If at some instant we insert a partition down the exact middle of the box, we expect on average to find 50% of the molecules to be in the right-hand half of the box.

The question is: how close to 50%? How much deviation are we likely to see? Is 51% very unlikely?

Since the $N$ molecules are moving about the box in a random fashion, we can assign a random variable ${y}_{n}$ to each molecule, where ${y}_{n}=1$ if the ${n}^{\text{th}}$ molecule is in the right hand half, ${y}_{n}=0$ if the ${n}^{\text{th}}$ molecule is in the left-hand half of the box, and the values 1 and 0 are equally probable. The total number of molecules ${N}_{R}$ in the right-hand half of the box is then:

${N}_{R}={y}_{1}+{y}_{2}+\dots +{y}_{N}.$

This sum of $N$ random variables looks a lot like the random walk! In fact, the two are equivalent. Define a random variable ${x}_{n}$ by:

${y}_{n}={\scriptscriptstyle \frac{1}{2}}\left(1+{x}_{n}\right).$

Since ${y}_{n}$ takes the values 0 and 1 with equal probability, ${x}_{n}$ takes the values $\u2013$1 and +1 with equal probability$\u2014$so ${x}_{n}$ is identical to our random walk one-step variable above. Therefore,

${N}_{R}={y}_{1}+{y}_{2}+\dots +{y}_{N}={\scriptscriptstyle \frac{1}{2}}N+{x}_{1}+{x}_{2}+\dots +{x}_{N}.$

Evidently the sum of an $N$ -step random walk gives the deviation of the number of molecules in half the container from $N/2.$ Therefore, from our random walk analysis above, the expectation value of this deviation is $\sqrt{N}.$ For example, if the container holds 100 molecules, we can expect a ten percent or so deviation at each measurement.

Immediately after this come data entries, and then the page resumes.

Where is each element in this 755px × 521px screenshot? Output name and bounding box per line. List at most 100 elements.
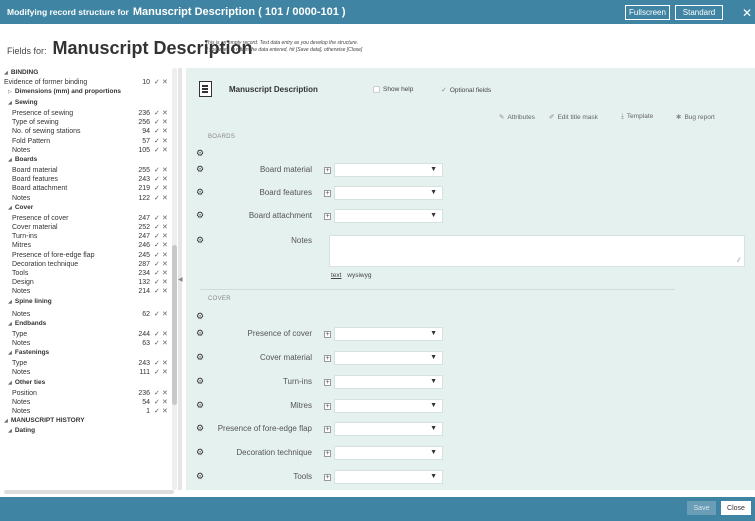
bug-report-button[interactable]: ✱ Bug report (676, 113, 715, 121)
add-term-icon[interactable]: + (324, 190, 331, 197)
required-check-icon[interactable]: ✓ (154, 389, 160, 398)
tree-group-item[interactable]: ◢ BINDING (4, 68, 172, 77)
tree-field-item[interactable]: Notes 63 ✓ ✕ (12, 339, 172, 348)
collapse-arrow-icon[interactable]: ◢ (8, 100, 12, 106)
required-check-icon[interactable]: ✓ (154, 339, 160, 348)
remove-icon[interactable]: ✕ (162, 184, 168, 193)
add-term-icon[interactable]: + (324, 331, 331, 338)
attributes-button[interactable]: ✎ Attributes (499, 113, 535, 121)
edit-title-mask-button[interactable]: ✐ Edit title mask (549, 113, 598, 121)
optional-fields-toggle[interactable]: ✓ Optional fields (441, 86, 491, 95)
remove-icon[interactable]: ✕ (162, 146, 168, 155)
collapse-arrow-icon[interactable]: ◢ (8, 350, 12, 356)
required-check-icon[interactable]: ✓ (154, 118, 160, 127)
required-check-icon[interactable]: ✓ (154, 214, 160, 223)
remove-icon[interactable]: ✕ (162, 232, 168, 241)
remove-icon[interactable]: ✕ (162, 407, 168, 416)
tree-field-item[interactable]: Mitres 246 ✓ ✕ (12, 241, 172, 250)
gear-icon[interactable]: ⚙ (196, 311, 204, 322)
tree-field-item[interactable]: Presence of sewing 236 ✓ ✕ (12, 109, 172, 118)
tree-field-item[interactable]: Cover material 252 ✓ ✕ (12, 223, 172, 232)
tree-scrollbar-thumb[interactable] (172, 245, 177, 405)
tree-group-item[interactable]: ◢ Endbands (8, 319, 172, 328)
tree-field-item[interactable]: Presence of fore-edge flap 245 ✓ ✕ (12, 251, 172, 260)
tree-field-item[interactable]: Fold Pattern 57 ✓ ✕ (12, 137, 172, 146)
remove-icon[interactable]: ✕ (162, 310, 168, 319)
tree-field-item[interactable]: Type 244 ✓ ✕ (12, 330, 172, 339)
add-term-icon[interactable]: + (324, 403, 331, 410)
required-check-icon[interactable]: ✓ (154, 310, 160, 319)
remove-icon[interactable]: ✕ (162, 368, 168, 377)
tree-field-item[interactable]: Notes 111 ✓ ✕ (12, 368, 172, 377)
tree-field-item[interactable]: Type 243 ✓ ✕ (12, 359, 172, 368)
required-check-icon[interactable]: ✓ (154, 137, 160, 146)
tree-group-item[interactable]: ▷ Dimensions (mm) and proportions (8, 87, 172, 96)
remove-icon[interactable]: ✕ (162, 109, 168, 118)
collapse-arrow-icon[interactable]: ◢ (8, 205, 12, 211)
remove-icon[interactable]: ✕ (162, 330, 168, 339)
resize-grip-icon[interactable]: ⁄⁄ (738, 258, 740, 264)
tree-group-item[interactable]: ◢ Cover (8, 203, 172, 212)
remove-icon[interactable]: ✕ (162, 166, 168, 175)
add-term-icon[interactable]: + (324, 474, 331, 481)
tree-field-item[interactable]: Notes 105 ✓ ✕ (12, 146, 172, 155)
remove-icon[interactable]: ✕ (162, 214, 168, 223)
required-check-icon[interactable]: ✓ (154, 251, 160, 260)
tree-field-item[interactable]: Notes 54 ✓ ✕ (12, 398, 172, 407)
required-check-icon[interactable]: ✓ (154, 109, 160, 118)
tree-group-item[interactable]: ◢ MANUSCRIPT HISTORY (4, 416, 172, 425)
tree-group-item[interactable]: ◢ Dating (8, 426, 172, 435)
gear-icon[interactable]: ⚙ (196, 148, 204, 159)
remove-icon[interactable]: ✕ (162, 194, 168, 203)
tree-field-item[interactable]: Evidence of former binding 10 ✓ ✕ (4, 78, 172, 87)
remove-icon[interactable]: ✕ (162, 398, 168, 407)
tree-field-item[interactable]: Design 132 ✓ ✕ (12, 278, 172, 287)
tree-group-item[interactable]: ◢ Other ties (8, 378, 172, 387)
tree-horizontal-scrollbar[interactable] (4, 490, 174, 494)
collapse-arrow-icon[interactable]: ◀ (178, 276, 183, 283)
standard-button[interactable]: Standard (675, 5, 723, 20)
required-check-icon[interactable]: ✓ (154, 368, 160, 377)
tree-field-item[interactable]: Presence of cover 247 ✓ ✕ (12, 214, 172, 223)
board-features-select[interactable]: ▼ (334, 186, 443, 200)
tree-field-item[interactable]: Turn-ins 247 ✓ ✕ (12, 232, 172, 241)
remove-icon[interactable]: ✕ (162, 389, 168, 398)
collapse-arrow-icon[interactable]: ◢ (8, 321, 12, 327)
required-check-icon[interactable]: ✓ (154, 260, 160, 269)
required-check-icon[interactable]: ✓ (154, 232, 160, 241)
tree-field-item[interactable]: No. of sewing stations 94 ✓ ✕ (12, 127, 172, 136)
remove-icon[interactable]: ✕ (162, 223, 168, 232)
collapse-arrow-icon[interactable]: ◢ (8, 299, 12, 305)
collapse-arrow-icon[interactable]: ◢ (4, 70, 8, 76)
required-check-icon[interactable]: ✓ (154, 398, 160, 407)
close-window-button[interactable]: ✕ (739, 5, 755, 20)
remove-icon[interactable]: ✕ (162, 175, 168, 184)
remove-icon[interactable]: ✕ (162, 260, 168, 269)
show-help-checkbox[interactable] (373, 86, 380, 93)
required-check-icon[interactable]: ✓ (154, 194, 160, 203)
mitres-select[interactable]: ▼ (334, 399, 443, 413)
required-check-icon[interactable]: ✓ (154, 359, 160, 368)
tree-field-item[interactable]: Decoration technique 287 ✓ ✕ (12, 260, 172, 269)
collapse-arrow-icon[interactable]: ◢ (8, 428, 12, 434)
fullscreen-button[interactable]: Fullscreen (625, 5, 670, 20)
required-check-icon[interactable]: ✓ (154, 166, 160, 175)
required-check-icon[interactable]: ✓ (154, 127, 160, 136)
add-term-icon[interactable]: + (324, 379, 331, 386)
remove-icon[interactable]: ✕ (162, 339, 168, 348)
board-material-select[interactable]: ▼ (334, 163, 443, 177)
required-check-icon[interactable]: ✓ (154, 330, 160, 339)
remove-icon[interactable]: ✕ (162, 78, 168, 87)
tree-field-item[interactable]: Tools 234 ✓ ✕ (12, 269, 172, 278)
required-check-icon[interactable]: ✓ (154, 223, 160, 232)
remove-icon[interactable]: ✕ (162, 287, 168, 296)
remove-icon[interactable]: ✕ (162, 251, 168, 260)
remove-icon[interactable]: ✕ (162, 137, 168, 146)
collapse-arrow-icon[interactable]: ◢ (8, 380, 12, 386)
tree-field-item[interactable]: Board material 255 ✓ ✕ (12, 166, 172, 175)
expand-arrow-icon[interactable]: ▷ (8, 89, 12, 95)
remove-icon[interactable]: ✕ (162, 241, 168, 250)
tree-field-item[interactable]: Type of sewing 256 ✓ ✕ (12, 118, 172, 127)
add-term-icon[interactable]: + (324, 426, 331, 433)
tree-group-item[interactable]: ◢ Fastenings (8, 348, 172, 357)
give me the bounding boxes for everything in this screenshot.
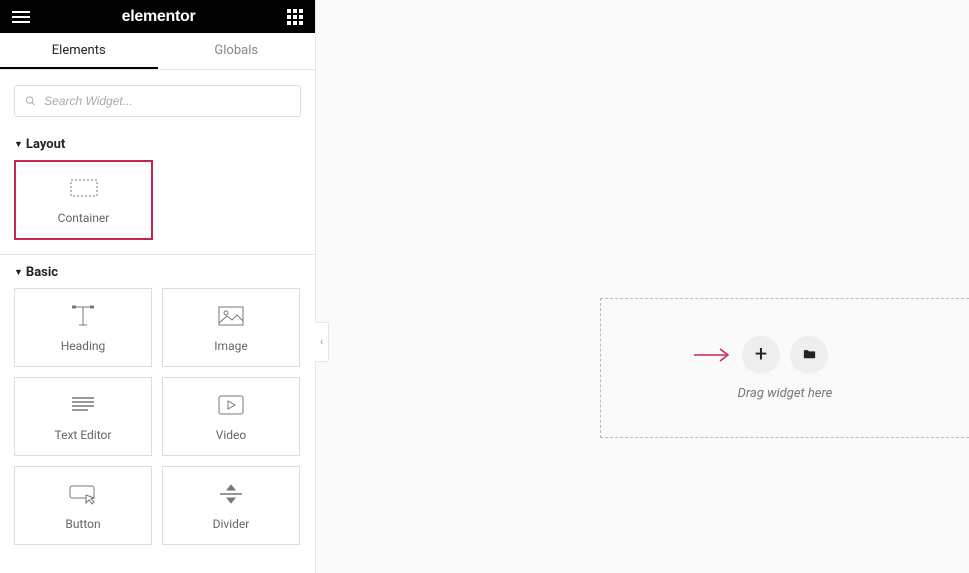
search-wrap <box>0 70 315 127</box>
widget-text-editor[interactable]: Text Editor <box>14 377 152 456</box>
widget-label: Container <box>58 211 110 225</box>
panel-header: elementor <box>0 0 315 33</box>
tab-elements[interactable]: Elements <box>0 33 158 69</box>
widget-label: Divider <box>213 517 250 531</box>
heading-icon <box>70 303 96 329</box>
widget-container[interactable]: Container <box>14 160 153 240</box>
logo: elementor <box>122 8 196 26</box>
chevron-left-icon: ‹ <box>320 337 323 348</box>
editor-canvas[interactable]: + Drag widget here <box>316 0 969 573</box>
video-icon <box>218 392 244 418</box>
image-icon <box>218 303 244 329</box>
panel-tabs: Elements Globals <box>0 33 315 70</box>
section-title-label: Basic <box>26 265 58 280</box>
widget-video[interactable]: Video <box>162 377 300 456</box>
search-input[interactable] <box>44 94 290 108</box>
arrow-annotation-icon <box>692 347 732 363</box>
widget-divider[interactable]: Divider <box>162 466 300 545</box>
text-editor-icon <box>70 392 96 418</box>
drop-zone[interactable]: + Drag widget here <box>600 298 969 438</box>
drop-zone-hint: Drag widget here <box>738 386 833 401</box>
search-icon <box>25 95 36 107</box>
caret-down-icon: ▼ <box>14 139 23 150</box>
search-field[interactable] <box>14 85 301 117</box>
button-icon <box>68 481 98 507</box>
widget-label: Text Editor <box>55 428 112 442</box>
plus-icon: + <box>755 344 767 366</box>
apps-grid-icon[interactable] <box>287 9 303 25</box>
section-title-label: Layout <box>26 137 65 152</box>
caret-down-icon: ▼ <box>14 267 23 278</box>
widget-heading[interactable]: Heading <box>14 288 152 367</box>
template-library-button[interactable] <box>790 336 828 374</box>
widget-label: Image <box>214 339 247 353</box>
widget-label: Heading <box>61 339 106 353</box>
tab-globals[interactable]: Globals <box>158 33 316 69</box>
editor-panel: elementor Elements Globals ▼ Layout <box>0 0 316 573</box>
drop-zone-controls: + <box>742 336 828 374</box>
panel-collapse-handle[interactable]: ‹ <box>315 322 329 362</box>
widget-grid-basic: Heading Image Text Editor <box>0 288 315 559</box>
container-icon <box>70 175 98 201</box>
widget-image[interactable]: Image <box>162 288 300 367</box>
widget-label: Video <box>216 428 247 442</box>
section-header-layout[interactable]: ▼ Layout <box>0 127 315 160</box>
divider-icon <box>218 481 244 507</box>
menu-icon[interactable] <box>12 11 30 23</box>
section-header-basic[interactable]: ▼ Basic <box>0 255 315 288</box>
widget-grid-layout: Container <box>0 160 315 250</box>
folder-icon <box>802 347 817 362</box>
widget-label: Button <box>65 517 100 531</box>
widget-button[interactable]: Button <box>14 466 152 545</box>
add-section-button[interactable]: + <box>742 336 780 374</box>
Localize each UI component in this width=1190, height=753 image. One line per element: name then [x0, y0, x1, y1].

But what deviation in density can we expect to see in a
container big enough to see, filled with air molecules at normal atmospheric
pressure? Let’s take a cube with side 1
millimeter. This contains roughly 10^{16} molecules. Therefore, the
number on the right hand side fluctuates in time by an amount of order $\sqrt{{10}^{16}}={10}^{8}.$ This is
a pretty large number, but *as a fraction of the total number, it’s only 1
part in 10 ^{8}*!

The probability of larger fluctuations is *incredibly*
small. The probability of a deviation of $m$ from the average value $N/2$ is:

$P(m)=C{e}^{-\frac{2{m}^{2}}{N}}.$

So the probability of a fluctuation of 1 part in 10,000,000,
which would be $10\sqrt{N},$ is of order ${e}^{-200},$ or about 10^{-85}. Checking the gas every trillionth of a second
for the age of the universe wouldn’t get you close to seeing this happen. That
is why, on the ordinary human scale, gases seem so smooth and continuous. The kinetic effects do not manifest
themselves in observable density or pressure fluctuations$\u2014$one reason
it took so long for the atomic theory to be widely accepted.